Are you planning on buying your first house or apartment? Congratulations! You are on your path to building your empire. Before applying for your loan, there are some important things to know that will help you prepare.
Know your credit score and what’s affecting it: Lenders will ask about your credit score; therefore it’s very important that you know it before applying for a loan. Be sure to look for any inaccuracies that you can rectify before they pull your report. They will take a look at your personal credit history and conduct their risk analysis before giving you a loan. Also important to know are the items that could affect your credit score. Your credit score is affected by your payment history, credit cards, other loans, and overdrafts. Even mobile phone and utility payments could play a part in your score.
Pre-Qualification vs Pre-approval: Pre-qualification gives you an idea of how much house you can afford by telling you what you likely qualify for. It also helps understand your mortgage options, and lets you shop around for a lender. Pre-approval is a more complete and formalized process where you complete a mortgage application and the lender takes a closer look at your finances. Once you have that pre-approval it means the lender has formally agreed to lend you a specific amount of money. This is extremely important when looking for a home because most sellers will not take buyers seriously without a pre-approval in hand.

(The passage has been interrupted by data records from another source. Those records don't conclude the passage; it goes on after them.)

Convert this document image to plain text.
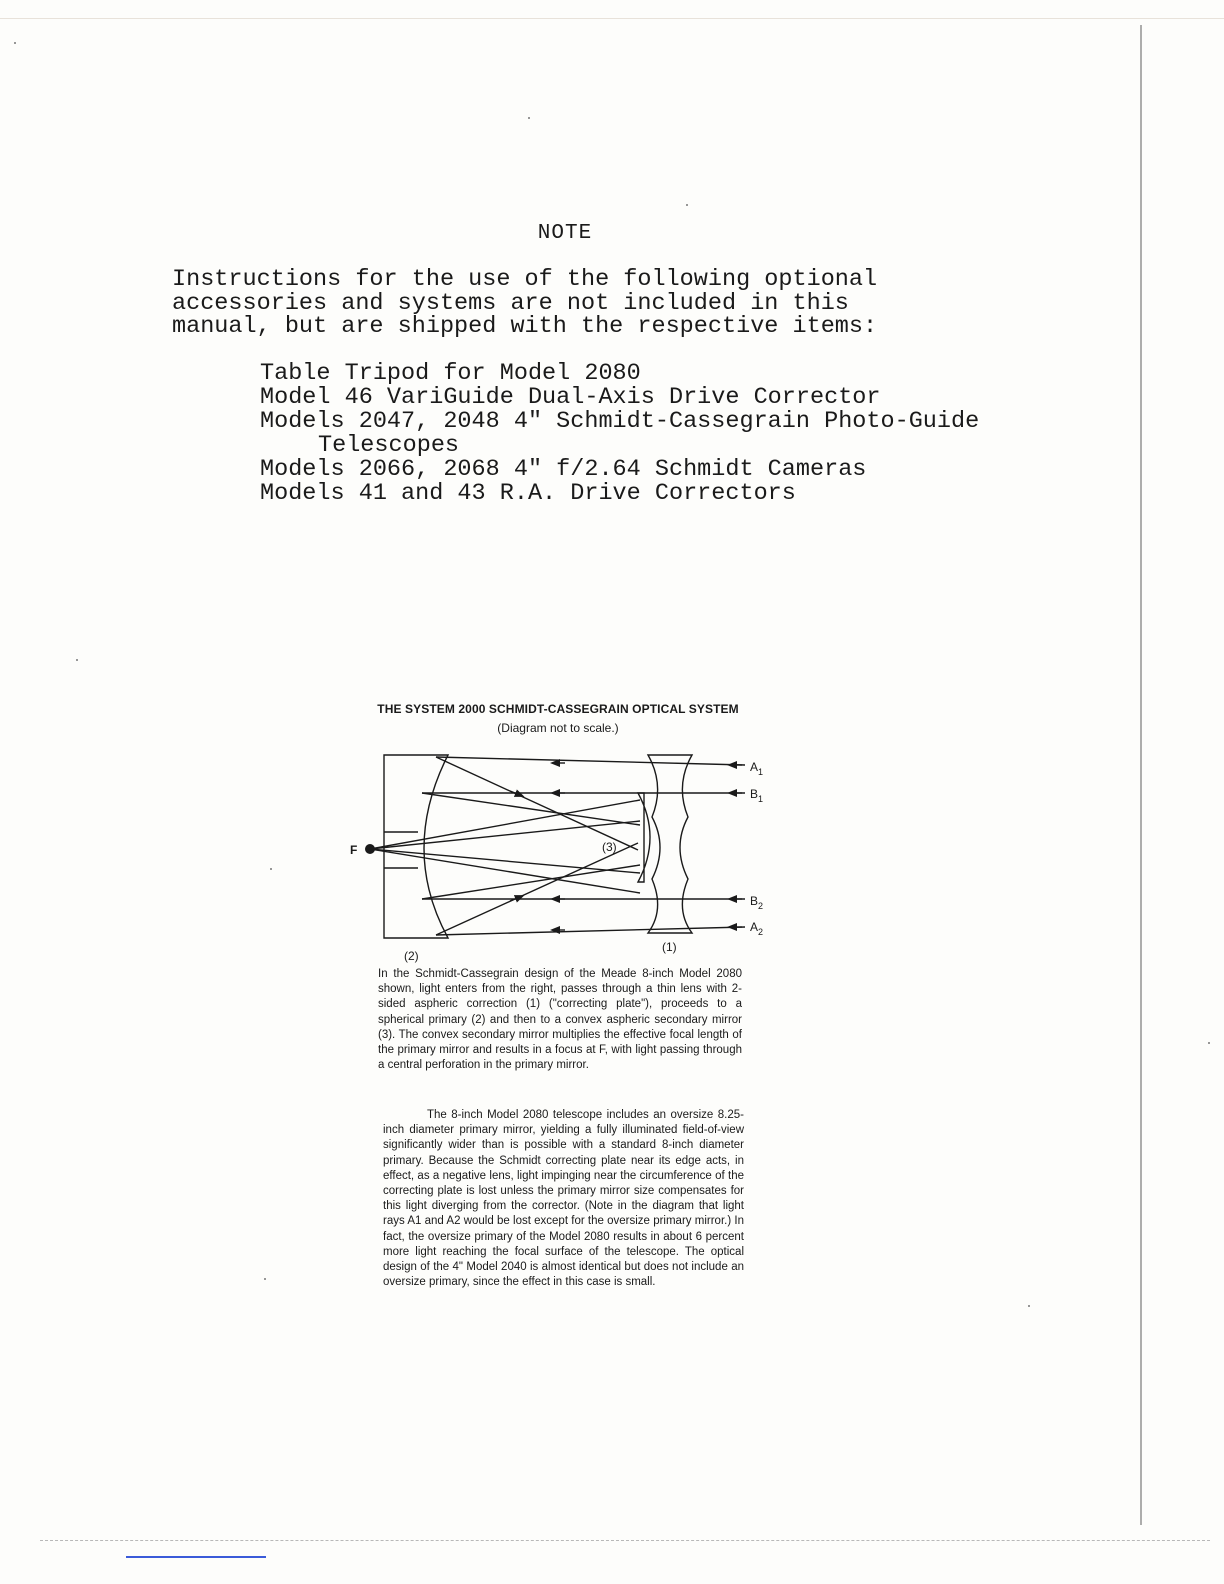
NOTE
Instructions for the use of the following optional
accessories and systems are not included in this
manual, but are shipped with the respective items:
Table Tripod for Model 2080
Model 46 VariGuide Dual-Axis Drive Corrector
Models 2047, 2048 4" Schmidt-Cassegrain Photo-Guide
Telescopes
Models 2066, 2068 4" f/2.64 Schmidt Cameras
Models 41 and 43 R.A. Drive Correctors
THE SYSTEM 2000 SCHMIDT-CASSEGRAIN OPTICAL SYSTEM
(Diagram not to scale.)
F	(3)
(2)
(1)
$A_1$
$B_1$
$B_2$
$A_2$

In the Schmidt-Cassegrain design of the Meade 8-inch Model 2080 shown, light enters from the right, passes through a thin lens with 2-sided aspheric correction (1) ("correcting plate"), proceeds to a spherical primary (2) and then to a convex aspheric secondary mirror (3). The convex secondary mirror multiplies the effective focal length of the primary mirror and results in a focus at F, with light passing through a central perforation in the primary mirror.

The 8-inch Model 2080 telescope includes an oversize 8.25-inch diameter primary mirror, yielding a fully illuminated field-of-view significantly wider than is possible with a standard 8-inch diameter primary. Because the Schmidt correcting plate near its edge acts, in effect, as a negative lens, light impinging near the circumference of the correcting plate is lost unless the primary mirror size compensates for this light diverging from the corrector. (Note in the diagram that light rays A1 and A2 would be lost except for the oversize primary mirror.) In fact, the oversize primary of the Model 2080 results in about 6 percent more light reaching the focal surface of the telescope. The optical design of the 4" Model 2040 is almost identical but does not include an oversize primary, since the effect in this case is small.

Proof of Income: Steady income is crucial for getting a mortgage; therefore you will have to prove that you have it. Gather the last 2 months’ worth of paystubs and the last 2 years’ tax returns. Lenders also want to see that you have been with the same company for at least 2 years. Borrowers with longevity receive more favorable considerations than those who have hopped from job to job. Your lender may also ask for your most recent bank statements for income history.
Have a strategy for your downpayment: The average downpayment in the US is 20%, and the minimum is 3.5%. The bigger the amount you can put down, the better it will be for you. Mortgage lenders are cautious; therefore putting down less than 20 % will result in having to purchase insurance that will protect the lender. A PMI is a personal mortgage insurance. Outweigh your options when making this decision. The PMI could raise your monthly cost, but the lower down payment may increase your chance of getting your dream house.